Conversations with Radical Women
Manchester’s Bernadette Hyland quotes Eddie Frow, who cofounded the Working Class Movement Library with Ruth Frow, as the inspiration behind her decision many years ago to take up writing when he said: “There’s workers history and there’s bosses history.”
Such advice was not wasted as Hyland has done an excellent job in Northern ReSisters, producing a highly readable 80 page book of workers history that combines contemporary interviews with nine northern England radical women – chosen due to their involvement in resistance movements – along with a selection of her own writings stretching back to 1988 and starting with a piece on the Irish in Britain Representation Group. (IBRG) The author was a highly active member of the IBRG, which campaigned for the Irish in Britain to be represented in all areas of society and for a peaceful and just settlement in the North of Ireland.

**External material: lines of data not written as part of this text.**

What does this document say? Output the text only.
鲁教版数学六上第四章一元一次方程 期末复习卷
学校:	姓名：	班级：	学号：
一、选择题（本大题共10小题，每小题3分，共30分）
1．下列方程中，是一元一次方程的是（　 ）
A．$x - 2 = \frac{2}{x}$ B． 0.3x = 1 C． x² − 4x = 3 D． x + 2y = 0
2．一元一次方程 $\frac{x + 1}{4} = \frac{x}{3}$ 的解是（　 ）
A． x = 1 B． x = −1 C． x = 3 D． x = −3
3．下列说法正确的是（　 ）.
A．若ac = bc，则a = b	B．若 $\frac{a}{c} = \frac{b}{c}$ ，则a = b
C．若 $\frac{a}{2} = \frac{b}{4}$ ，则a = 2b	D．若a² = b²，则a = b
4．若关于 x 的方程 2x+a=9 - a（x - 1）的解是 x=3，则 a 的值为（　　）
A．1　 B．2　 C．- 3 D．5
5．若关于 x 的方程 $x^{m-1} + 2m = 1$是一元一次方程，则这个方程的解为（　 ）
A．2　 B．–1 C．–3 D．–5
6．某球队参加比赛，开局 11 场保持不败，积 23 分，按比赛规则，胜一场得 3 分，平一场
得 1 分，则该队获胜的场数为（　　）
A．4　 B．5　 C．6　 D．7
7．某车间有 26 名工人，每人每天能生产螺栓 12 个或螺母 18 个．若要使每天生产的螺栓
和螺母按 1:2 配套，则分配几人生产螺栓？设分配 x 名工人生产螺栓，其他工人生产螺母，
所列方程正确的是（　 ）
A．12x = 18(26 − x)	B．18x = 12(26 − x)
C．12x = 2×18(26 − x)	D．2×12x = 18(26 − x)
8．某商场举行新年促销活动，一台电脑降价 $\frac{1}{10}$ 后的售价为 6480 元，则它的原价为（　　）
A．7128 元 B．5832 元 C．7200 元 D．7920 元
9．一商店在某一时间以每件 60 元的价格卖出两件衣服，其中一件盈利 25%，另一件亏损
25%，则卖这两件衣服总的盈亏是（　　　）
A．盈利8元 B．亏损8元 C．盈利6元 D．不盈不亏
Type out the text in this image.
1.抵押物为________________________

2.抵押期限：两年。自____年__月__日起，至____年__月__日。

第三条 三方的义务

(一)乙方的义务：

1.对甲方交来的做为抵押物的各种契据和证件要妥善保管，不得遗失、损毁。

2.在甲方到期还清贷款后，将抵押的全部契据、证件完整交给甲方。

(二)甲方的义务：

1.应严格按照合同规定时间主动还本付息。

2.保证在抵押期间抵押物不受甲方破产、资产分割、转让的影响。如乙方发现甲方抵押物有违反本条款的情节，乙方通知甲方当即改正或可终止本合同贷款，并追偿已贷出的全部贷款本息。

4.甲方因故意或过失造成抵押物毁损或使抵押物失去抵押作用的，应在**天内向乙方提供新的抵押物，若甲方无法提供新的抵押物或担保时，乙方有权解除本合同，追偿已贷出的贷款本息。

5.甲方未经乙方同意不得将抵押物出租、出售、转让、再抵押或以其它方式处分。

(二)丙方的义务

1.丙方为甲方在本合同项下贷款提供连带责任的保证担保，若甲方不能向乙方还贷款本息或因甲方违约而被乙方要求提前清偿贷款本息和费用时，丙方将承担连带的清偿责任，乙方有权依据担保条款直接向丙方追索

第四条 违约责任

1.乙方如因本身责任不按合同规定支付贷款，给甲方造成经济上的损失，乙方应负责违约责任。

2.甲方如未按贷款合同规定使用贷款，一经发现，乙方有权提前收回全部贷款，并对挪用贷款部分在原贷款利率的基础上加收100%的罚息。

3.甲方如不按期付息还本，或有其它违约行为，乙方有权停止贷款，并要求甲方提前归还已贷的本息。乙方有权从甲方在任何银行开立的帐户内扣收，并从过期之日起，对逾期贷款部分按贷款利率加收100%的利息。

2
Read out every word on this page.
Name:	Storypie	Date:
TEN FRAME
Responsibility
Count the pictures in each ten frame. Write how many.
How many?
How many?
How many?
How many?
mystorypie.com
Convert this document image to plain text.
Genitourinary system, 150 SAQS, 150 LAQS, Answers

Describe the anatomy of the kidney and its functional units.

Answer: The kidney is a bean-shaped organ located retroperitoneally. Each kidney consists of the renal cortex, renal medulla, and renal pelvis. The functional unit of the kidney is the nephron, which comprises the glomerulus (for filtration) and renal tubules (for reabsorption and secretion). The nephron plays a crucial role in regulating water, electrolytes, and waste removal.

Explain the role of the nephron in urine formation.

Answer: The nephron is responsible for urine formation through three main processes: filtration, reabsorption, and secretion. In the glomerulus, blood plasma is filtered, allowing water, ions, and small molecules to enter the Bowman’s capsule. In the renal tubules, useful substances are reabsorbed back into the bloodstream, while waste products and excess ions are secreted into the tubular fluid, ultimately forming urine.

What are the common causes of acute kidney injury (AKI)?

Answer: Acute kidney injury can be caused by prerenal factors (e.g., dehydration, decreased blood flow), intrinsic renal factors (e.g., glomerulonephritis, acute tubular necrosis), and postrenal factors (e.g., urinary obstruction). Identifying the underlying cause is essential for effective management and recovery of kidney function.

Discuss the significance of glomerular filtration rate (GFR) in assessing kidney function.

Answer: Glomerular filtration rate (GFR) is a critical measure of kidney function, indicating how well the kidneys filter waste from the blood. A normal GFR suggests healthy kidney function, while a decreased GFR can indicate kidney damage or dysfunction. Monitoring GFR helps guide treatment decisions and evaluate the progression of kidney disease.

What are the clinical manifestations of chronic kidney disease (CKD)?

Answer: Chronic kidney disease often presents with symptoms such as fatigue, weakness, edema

In 1991, Hyland conducted a highly informative interview with Bernadette Devlin (McAliskey), whose sensational election in 1969 as MP for the Mid-Ulster constituency marked a significant turning point in the fight against the ingrained discrimination of the Northern Irish State.
23 years later, Hyland takes as her example suffragettes who, using the motto “if women don’t count, we won’t be counted,” disappeared from their homes on census night in 1911. She asks “what would women vanish for in 2014?” in their fight to change a still increasingly unfair society.
Betty Tebbs was born in 1918, joined a union at aged 14, became active in campaigning against nuclear weapons in 1946 and even today regards “the struggle for peace as vital if we are to secure any quality of life for young people or future generations.” Other women who are interviewed are involved in the trade union movement, the fight against the bedroom tax and the organising of commemorative events such as the one in Manchester each August for Peterloo 1819. All are seeking a better, fairer, more democratic society right across the world and the issue of internationalism rightly burns strong in Northern ReSisters.